If you want to also match lines that are entirely whitespace (spaces, tabs etc.) use this instead:
'/^\s*$/d'
(2) The 's/#.*$//' clause only matches lines that start with the # character in column 0.
If you want to also match lines that have only whitespace before the first # use this instead:
'/^\s*#.*$/d'
The above criteria may not be universal (e.g. within a HEREDOC block, or in a Python multi-line string the different approaches could be significant), but in many cases the conventional definition of "blank" lines include whitespace-only, and "comment" lines include whitespace-then-#.
(3) Lastly, on OSX at least, the #paxdiablo solution in which the first clause turns comment lines into blank lines, and the second clause strips blank lines (including what were originally comments) doesn't work. It seems to be more portable to make both clauses /d delete actions as I've done.

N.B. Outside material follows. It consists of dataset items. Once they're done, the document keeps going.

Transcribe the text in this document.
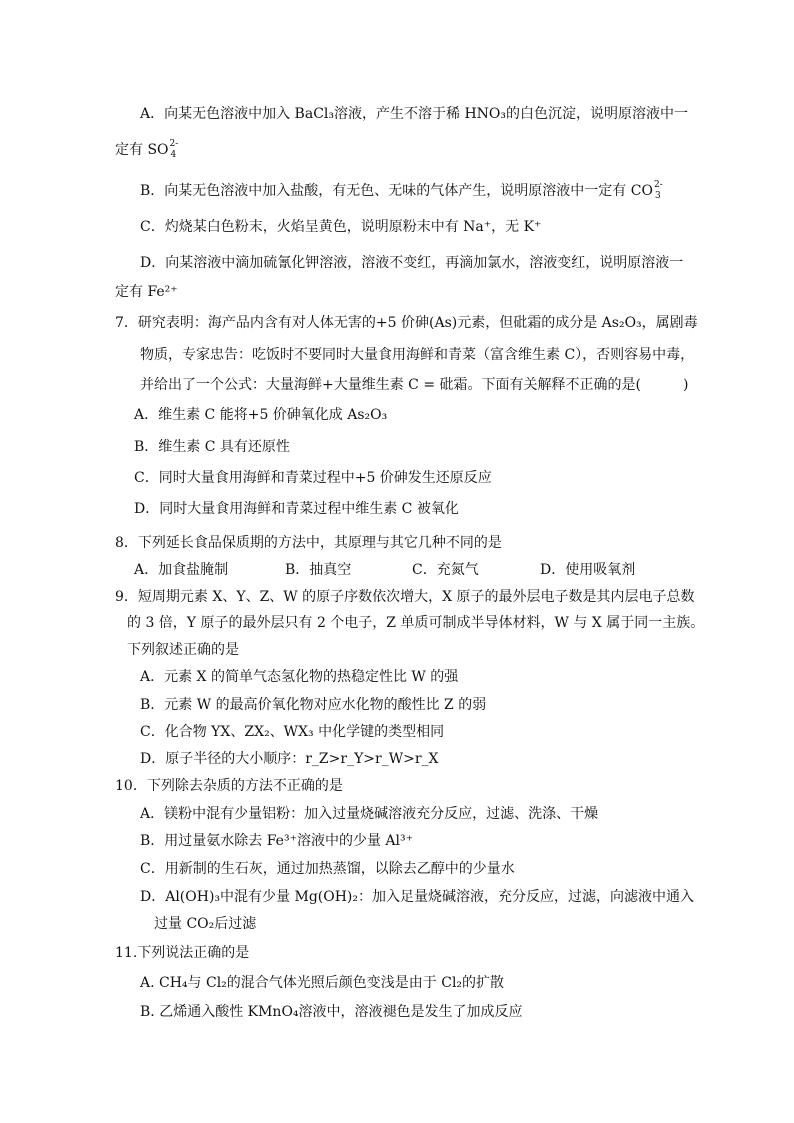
A．向某无色溶液中加入 BaCl₃溶液，产生不溶于稀 HNO₃的白色沉淀，说明原溶液中一
定有 SO 2-
4
B．向某无色溶液中加入盐酸，有无色、无味的气体产生，说明原溶液中一定有 CO 2-
3
C．灼烧某白色粉末，火焰呈黄色，说明原粉末中有 Na⁺，无 K⁺
D．向某溶液中滴加硫氰化钾溶液，溶液不变红，再滴加氯水，溶液变红，说明原溶液一
定有 Fe²⁺
7．研究表明：海产品内含有对人体无害的+5 价砷(As)元素，但砒霜的成分是 As₂O₃，属剧毒
物质，专家忠告：吃饭时不要同时大量食用海鲜和青菜（富含维生素 C），否则容易中毒，
并给出了一个公式：大量海鲜+大量维生素 C = 砒霜。下面有关解释不正确的是(　　　)
A．维生素 C 能将+5 价砷氧化成 As₂O₃
B．维生素 C 具有还原性
C．同时大量食用海鲜和青菜过程中+5 价砷发生还原反应
D．同时大量食用海鲜和青菜过程中维生素 C 被氧化
8．下列延长食品保质期的方法中，其原理与其它几种不同的是
A．加食盐腌制	B．抽真空	C．充氮气	D．使用吸氧剂
9．短周期元素 X、Y、Z、W 的原子序数依次增大，X 原子的最外层电子数是其内层电子总数
的 3 倍，Y 原子的最外层只有 2 个电子，Z 单质可制成半导体材料，W 与 X 属于同一主族。
下列叙述正确的是
A．元素 X 的简单气态氢化物的热稳定性比 W 的强
B．元素 W 的最高价氧化物对应水化物的酸性比 Z 的弱
C．化合物 YX、ZX₂、WX₃ 中化学键的类型相同
D．原子半径的大小顺序：r_Z>r_Y>r_W>r_X
10．下列除去杂质的方法不正确的是
A．镁粉中混有少量铝粉：加入过量烧碱溶液充分反应，过滤、洗涤、干燥
B．用过量氨水除去 Fe³⁺溶液中的少量 Al³⁺
C．用新制的生石灰，通过加热蒸馏，以除去乙醇中的少量水
D．Al(OH)₃中混有少量 Mg(OH)₂：加入足量烧碱溶液，充分反应，过滤，向滤液中通入
过量 CO₂后过滤
11.下列说法正确的是
A. CH₄与 Cl₂的混合气体光照后颜色变浅是由于 Cl₂的扩散
B. 乙烯通入酸性 KMnO₄溶液中，溶液褪色是发生了加成反应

The revised command incorporating the above is:
sed -e '/^\s*#.*$/d' -e '/^\s*$/d' inputFile
This tiny jewel removes all # comments, no matter where they begin in a line (see caution below):
sed -e 's/\s*#.*$//'
Example:
text="
this is a # test
#this is a test
#this is a #test
this is # another #test
"
$echo "$text" | sed -e 's/\s*#.*$//'
this is a
this is
Next this removes any resulting blank lines:
$echo "$text" | sed -e 's/\s*#.*$//' | sed -e '/^\s*$/d'
Caution: Depending on the syntax and/or interpretation of the lines your processing, this might not be an appropriate solution, as it just stupidly removes end of lines, even if the '#' is part of your data or code. However, for use cases where you'll never use a hash except for as an end of line comment then it works fine. So just as with all coding, context must be taken into consideration.

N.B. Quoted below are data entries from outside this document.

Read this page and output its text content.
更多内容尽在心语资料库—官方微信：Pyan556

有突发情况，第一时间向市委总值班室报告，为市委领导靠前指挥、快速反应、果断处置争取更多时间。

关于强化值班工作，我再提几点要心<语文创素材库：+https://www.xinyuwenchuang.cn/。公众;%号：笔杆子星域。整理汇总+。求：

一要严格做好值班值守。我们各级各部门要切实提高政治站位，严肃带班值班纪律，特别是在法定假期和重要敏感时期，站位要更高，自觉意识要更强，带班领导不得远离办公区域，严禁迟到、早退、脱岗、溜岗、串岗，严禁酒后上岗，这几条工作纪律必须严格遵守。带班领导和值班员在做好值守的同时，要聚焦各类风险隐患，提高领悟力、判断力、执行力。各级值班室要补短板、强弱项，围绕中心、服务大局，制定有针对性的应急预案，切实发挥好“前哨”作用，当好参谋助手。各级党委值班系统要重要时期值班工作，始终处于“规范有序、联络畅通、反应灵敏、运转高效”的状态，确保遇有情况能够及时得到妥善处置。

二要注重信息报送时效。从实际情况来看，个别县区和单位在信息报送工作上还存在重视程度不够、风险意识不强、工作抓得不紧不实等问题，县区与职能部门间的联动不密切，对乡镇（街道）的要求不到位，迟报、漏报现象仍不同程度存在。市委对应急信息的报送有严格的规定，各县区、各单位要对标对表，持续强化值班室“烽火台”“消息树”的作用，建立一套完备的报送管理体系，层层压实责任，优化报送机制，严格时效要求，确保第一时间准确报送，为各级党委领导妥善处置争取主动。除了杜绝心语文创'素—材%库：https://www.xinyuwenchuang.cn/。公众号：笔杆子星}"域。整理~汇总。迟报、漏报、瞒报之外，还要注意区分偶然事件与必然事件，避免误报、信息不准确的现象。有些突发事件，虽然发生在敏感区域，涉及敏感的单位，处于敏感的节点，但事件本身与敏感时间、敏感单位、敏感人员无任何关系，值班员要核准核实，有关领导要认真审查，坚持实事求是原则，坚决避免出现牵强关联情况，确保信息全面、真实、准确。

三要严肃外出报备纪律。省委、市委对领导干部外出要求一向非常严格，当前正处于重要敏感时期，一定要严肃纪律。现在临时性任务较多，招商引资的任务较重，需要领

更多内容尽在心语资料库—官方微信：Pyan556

Alternative variant, using grep:
cat file.txt | grep -Ev '(#.*$)|(^$)'
you can use awk
awk 'NF{gsub(/^[ \t]*#/,"");print}' file
First example(paxdiablo) is very good except its not change file, just output result. If you want to change it inline:
sudo sed -i 's/#.*$//;/^$/d' inputFile
On (one of) my linux boxes, sed understands extended regular expressions with the -r option, so:
sed -r '/(^\s*#)|(^\s*$)/d' squid.conf.installed
is very useful for showing all non-blank, non comment lines.
The regex matches either start of line followed by zero or more spaces or tabs followed by either a hash or end of line, and deletes those matching lines from the input.